What historically informed European musicians have done for Baroque music, James Ralph does for American musical theater. For years, the Oregon Festival of American Music (OFAM) impresario has been painstakingly supervising the reconstruction of the original scores of George and Ira Gershwin’s classic 1920s musicals, which have been performed for decades only in relatively bastardized remakes for stage or screen.
With help from the Gershwin estate, the Gershwin Trust and the Library of Congress, The Shedd has successfully restored and staged musicals by the Gershwins, Cole Porter and other legends.
From June 17-26, OFAM revives 1928’s Funny Face at The Shedd. The daffy plot features an attractive young bachelor, a trio of spunky, sexy young ladies he’s supposed to chaperone, a pair of thieves, a scandalous diary (the 20th-century equivalent of naughty sexts), cops on the chase and the requisite happy ending.
The twisty story is only slightly more convoluted than the process of bringing it to the stage. Ralph of The Shedd first had to navigate a Byzantine process of obtaining the long-unavailable performing rights, finding the original script, updating it to what was actually performed in 1927-28 and reconstructing the original performing score from various sources, including Gershwin’s piano sketches.
Ralph says he believes such pre-“book” musicals (i.e. those made before integrated story musicals like Oklahoma!) have been unfairly neglected because primarily they were thinly plotted excuses for songs and dances rather than integrated, compelling stories told in music. Yet, when presented in their original context, the cream of these dizzy Jazz Age classics offers both a window into American cultural history and pure entertainment, with some immortal songs (“’S Wonderful,” “How Long Has This Been Going On?”) and lesser-known gems that deserve another listen — experienced in the closest approximation to their original setting.

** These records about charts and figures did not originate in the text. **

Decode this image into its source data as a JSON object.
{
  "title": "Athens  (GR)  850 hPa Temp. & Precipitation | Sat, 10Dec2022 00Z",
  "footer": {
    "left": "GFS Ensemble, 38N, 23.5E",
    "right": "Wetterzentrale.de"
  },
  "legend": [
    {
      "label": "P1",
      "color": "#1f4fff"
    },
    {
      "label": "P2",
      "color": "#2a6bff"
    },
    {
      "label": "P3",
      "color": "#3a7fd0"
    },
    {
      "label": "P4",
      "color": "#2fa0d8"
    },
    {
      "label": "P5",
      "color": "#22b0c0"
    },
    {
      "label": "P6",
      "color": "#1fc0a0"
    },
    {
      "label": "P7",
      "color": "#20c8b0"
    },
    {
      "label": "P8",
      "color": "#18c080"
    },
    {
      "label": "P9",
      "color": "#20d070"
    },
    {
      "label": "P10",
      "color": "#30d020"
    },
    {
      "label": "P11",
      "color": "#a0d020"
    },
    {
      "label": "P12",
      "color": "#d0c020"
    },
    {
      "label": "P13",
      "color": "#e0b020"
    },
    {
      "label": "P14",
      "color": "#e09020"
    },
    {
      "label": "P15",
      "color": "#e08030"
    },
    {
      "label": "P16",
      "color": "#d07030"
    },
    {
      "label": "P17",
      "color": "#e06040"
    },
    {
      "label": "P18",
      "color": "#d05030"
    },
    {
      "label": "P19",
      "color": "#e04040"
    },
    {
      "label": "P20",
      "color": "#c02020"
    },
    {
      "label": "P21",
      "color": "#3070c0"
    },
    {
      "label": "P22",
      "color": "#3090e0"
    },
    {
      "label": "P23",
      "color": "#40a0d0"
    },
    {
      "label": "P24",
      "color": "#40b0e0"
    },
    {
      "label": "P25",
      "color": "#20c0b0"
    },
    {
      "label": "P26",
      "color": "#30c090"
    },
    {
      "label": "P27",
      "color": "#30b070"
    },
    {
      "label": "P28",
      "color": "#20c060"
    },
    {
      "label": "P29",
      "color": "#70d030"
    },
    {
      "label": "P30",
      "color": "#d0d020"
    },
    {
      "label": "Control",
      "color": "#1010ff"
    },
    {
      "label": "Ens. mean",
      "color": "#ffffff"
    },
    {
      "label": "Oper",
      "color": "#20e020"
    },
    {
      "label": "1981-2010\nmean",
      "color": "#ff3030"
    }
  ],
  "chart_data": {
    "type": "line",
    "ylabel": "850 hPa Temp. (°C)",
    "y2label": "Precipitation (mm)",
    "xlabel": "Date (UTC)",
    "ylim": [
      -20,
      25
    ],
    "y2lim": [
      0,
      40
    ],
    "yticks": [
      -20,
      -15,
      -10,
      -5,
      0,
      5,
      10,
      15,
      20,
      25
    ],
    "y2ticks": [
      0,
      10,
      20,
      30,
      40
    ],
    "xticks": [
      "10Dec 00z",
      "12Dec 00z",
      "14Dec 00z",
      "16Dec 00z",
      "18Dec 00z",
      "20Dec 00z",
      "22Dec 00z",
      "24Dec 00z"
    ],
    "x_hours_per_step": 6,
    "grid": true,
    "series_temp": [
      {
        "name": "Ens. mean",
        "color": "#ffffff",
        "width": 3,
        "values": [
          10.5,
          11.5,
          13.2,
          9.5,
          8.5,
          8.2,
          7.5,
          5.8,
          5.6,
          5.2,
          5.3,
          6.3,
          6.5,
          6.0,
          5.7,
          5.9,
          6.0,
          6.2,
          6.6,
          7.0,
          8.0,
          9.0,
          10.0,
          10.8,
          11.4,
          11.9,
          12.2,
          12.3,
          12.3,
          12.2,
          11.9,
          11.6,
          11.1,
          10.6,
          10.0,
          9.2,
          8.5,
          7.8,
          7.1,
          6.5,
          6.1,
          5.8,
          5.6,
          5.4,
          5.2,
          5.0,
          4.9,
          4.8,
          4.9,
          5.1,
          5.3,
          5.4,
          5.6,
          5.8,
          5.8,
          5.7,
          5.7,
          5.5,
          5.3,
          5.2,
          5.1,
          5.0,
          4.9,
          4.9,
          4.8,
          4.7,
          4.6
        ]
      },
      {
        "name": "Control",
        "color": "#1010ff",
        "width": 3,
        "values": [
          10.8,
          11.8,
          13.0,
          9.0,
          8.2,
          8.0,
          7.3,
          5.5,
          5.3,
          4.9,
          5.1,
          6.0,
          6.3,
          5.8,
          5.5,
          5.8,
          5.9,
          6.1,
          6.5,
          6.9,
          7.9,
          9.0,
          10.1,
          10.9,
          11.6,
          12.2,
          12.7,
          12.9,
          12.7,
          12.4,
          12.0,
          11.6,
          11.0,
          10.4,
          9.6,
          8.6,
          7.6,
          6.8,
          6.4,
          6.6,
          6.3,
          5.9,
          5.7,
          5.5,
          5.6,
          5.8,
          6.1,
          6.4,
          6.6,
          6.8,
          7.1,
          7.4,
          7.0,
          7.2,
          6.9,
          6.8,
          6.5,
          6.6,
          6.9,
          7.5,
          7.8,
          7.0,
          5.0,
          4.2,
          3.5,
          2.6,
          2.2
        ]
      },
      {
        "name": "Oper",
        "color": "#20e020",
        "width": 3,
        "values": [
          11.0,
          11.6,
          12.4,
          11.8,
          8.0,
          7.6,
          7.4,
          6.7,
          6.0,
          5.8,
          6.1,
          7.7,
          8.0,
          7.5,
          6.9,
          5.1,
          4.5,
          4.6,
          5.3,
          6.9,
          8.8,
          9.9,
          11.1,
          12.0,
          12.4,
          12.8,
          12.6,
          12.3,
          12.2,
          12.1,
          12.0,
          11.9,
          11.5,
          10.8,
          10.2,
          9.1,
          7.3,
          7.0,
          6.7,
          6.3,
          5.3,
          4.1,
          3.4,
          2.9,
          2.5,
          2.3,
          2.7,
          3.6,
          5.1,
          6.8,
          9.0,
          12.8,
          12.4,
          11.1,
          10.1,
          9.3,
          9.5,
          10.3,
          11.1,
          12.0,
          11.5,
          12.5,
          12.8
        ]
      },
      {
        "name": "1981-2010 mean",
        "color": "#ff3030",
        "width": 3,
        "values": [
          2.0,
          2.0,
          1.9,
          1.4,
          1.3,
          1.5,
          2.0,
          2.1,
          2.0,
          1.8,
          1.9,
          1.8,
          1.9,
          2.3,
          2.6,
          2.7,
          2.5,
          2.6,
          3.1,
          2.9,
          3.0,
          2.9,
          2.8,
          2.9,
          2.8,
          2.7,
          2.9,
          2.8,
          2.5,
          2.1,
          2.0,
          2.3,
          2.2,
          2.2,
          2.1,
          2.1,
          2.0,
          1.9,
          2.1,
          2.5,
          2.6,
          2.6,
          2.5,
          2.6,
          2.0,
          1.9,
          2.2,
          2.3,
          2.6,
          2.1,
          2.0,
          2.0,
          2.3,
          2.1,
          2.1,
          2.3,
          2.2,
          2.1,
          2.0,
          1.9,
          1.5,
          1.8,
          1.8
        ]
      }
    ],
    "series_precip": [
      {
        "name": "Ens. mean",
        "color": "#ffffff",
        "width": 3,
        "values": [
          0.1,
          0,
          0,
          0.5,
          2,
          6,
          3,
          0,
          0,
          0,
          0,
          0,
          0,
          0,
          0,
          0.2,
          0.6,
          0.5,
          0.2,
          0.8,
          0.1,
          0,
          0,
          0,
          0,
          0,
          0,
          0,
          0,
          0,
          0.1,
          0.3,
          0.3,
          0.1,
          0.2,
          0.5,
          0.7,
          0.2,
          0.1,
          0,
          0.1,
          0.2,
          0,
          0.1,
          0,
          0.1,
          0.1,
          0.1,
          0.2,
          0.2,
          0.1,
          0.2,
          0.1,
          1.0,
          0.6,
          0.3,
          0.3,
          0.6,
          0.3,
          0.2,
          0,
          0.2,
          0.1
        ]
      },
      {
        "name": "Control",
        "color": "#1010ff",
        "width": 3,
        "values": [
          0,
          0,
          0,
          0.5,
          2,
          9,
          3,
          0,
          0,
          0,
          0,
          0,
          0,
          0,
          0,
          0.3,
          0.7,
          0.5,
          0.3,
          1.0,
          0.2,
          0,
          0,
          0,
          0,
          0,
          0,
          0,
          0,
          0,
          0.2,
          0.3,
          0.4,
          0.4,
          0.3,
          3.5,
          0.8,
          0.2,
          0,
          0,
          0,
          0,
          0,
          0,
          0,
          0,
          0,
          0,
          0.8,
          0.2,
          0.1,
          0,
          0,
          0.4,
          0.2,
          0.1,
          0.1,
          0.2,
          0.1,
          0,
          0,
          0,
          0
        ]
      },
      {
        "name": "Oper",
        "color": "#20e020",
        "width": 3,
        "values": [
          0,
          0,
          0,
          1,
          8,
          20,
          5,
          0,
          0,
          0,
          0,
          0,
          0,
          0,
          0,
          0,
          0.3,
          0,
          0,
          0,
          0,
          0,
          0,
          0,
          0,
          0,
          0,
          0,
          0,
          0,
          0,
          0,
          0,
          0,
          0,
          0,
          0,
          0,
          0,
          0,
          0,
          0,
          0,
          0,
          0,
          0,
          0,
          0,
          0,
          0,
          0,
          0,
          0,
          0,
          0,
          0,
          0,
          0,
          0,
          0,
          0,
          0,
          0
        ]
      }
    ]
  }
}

On another note, one of last year’s most impressive Oregon music events happened not at a concert hall but at a famous downtown Portland gallery, where the New York-based duo piano team Stephanie & Saar and some of their friends from Eugene and Portland played five hours of music by some America’s leading 20th-century composers.
With abundant wine, a half-dozen terrific pianists and an intimate, informal atmosphere that allowed listeners to come and go as they pleased, the Makrokosmos Project, a new Portland music festival, proved so successful that Stephanie & Saar are bringing it back for a second installment, and doubling down by adding a Eugene performance 5 to 10 pm Sunday, June 26, at Oveissi & Company (22 W. 7th Ave.)
The entirely different program includes six pianists performing one of the most famous combinations of radical politics and radical classical music: 36 variations on The People United Will Never Be Defeated! As relevant now as when American composer Frederic Rzewski penned it four decades ago in support of the Chilean people fighting oppression by the murderous, American-backed military dictatorship, the massive piano work has been called a 20th-century Goldberg Variations.
The show also includes music by Philip Glass, Gerald Levinson, Eugene’s Alexander Schwarzkopf and Pulitzer winners David Lang, John Adams and George Crumb, whose own major piano composition gave the festival itself its name.
Speaking of wine and intimate contemporary classical music, Eugene’s own rising ensemble, the excellent Delgani String Quartet, is playing a benefit for another of the city’s most valuable classical music institutions, the Oregon Mozart Players, Sunday, June 19, at MarshAnne Winery. Call the OMP office 541-345-6648 or email firstname.lastname@example.org to reserve a spot.
Finally, for yet another intimate musical experience, catch one of the world’s finest fiddlers, Kevin Burke, Thursday, June 23, at Tsunami Books. Long based in Oregon, the English-born Burke was named the world’s greatest Irish fiddler before starring for decades with Celtic groups.
It’s a rare chance to hear one of traditional music’s brightest stars, a member of the Oregon Music Hall of Fame, play solo in a uniquely congenial setting.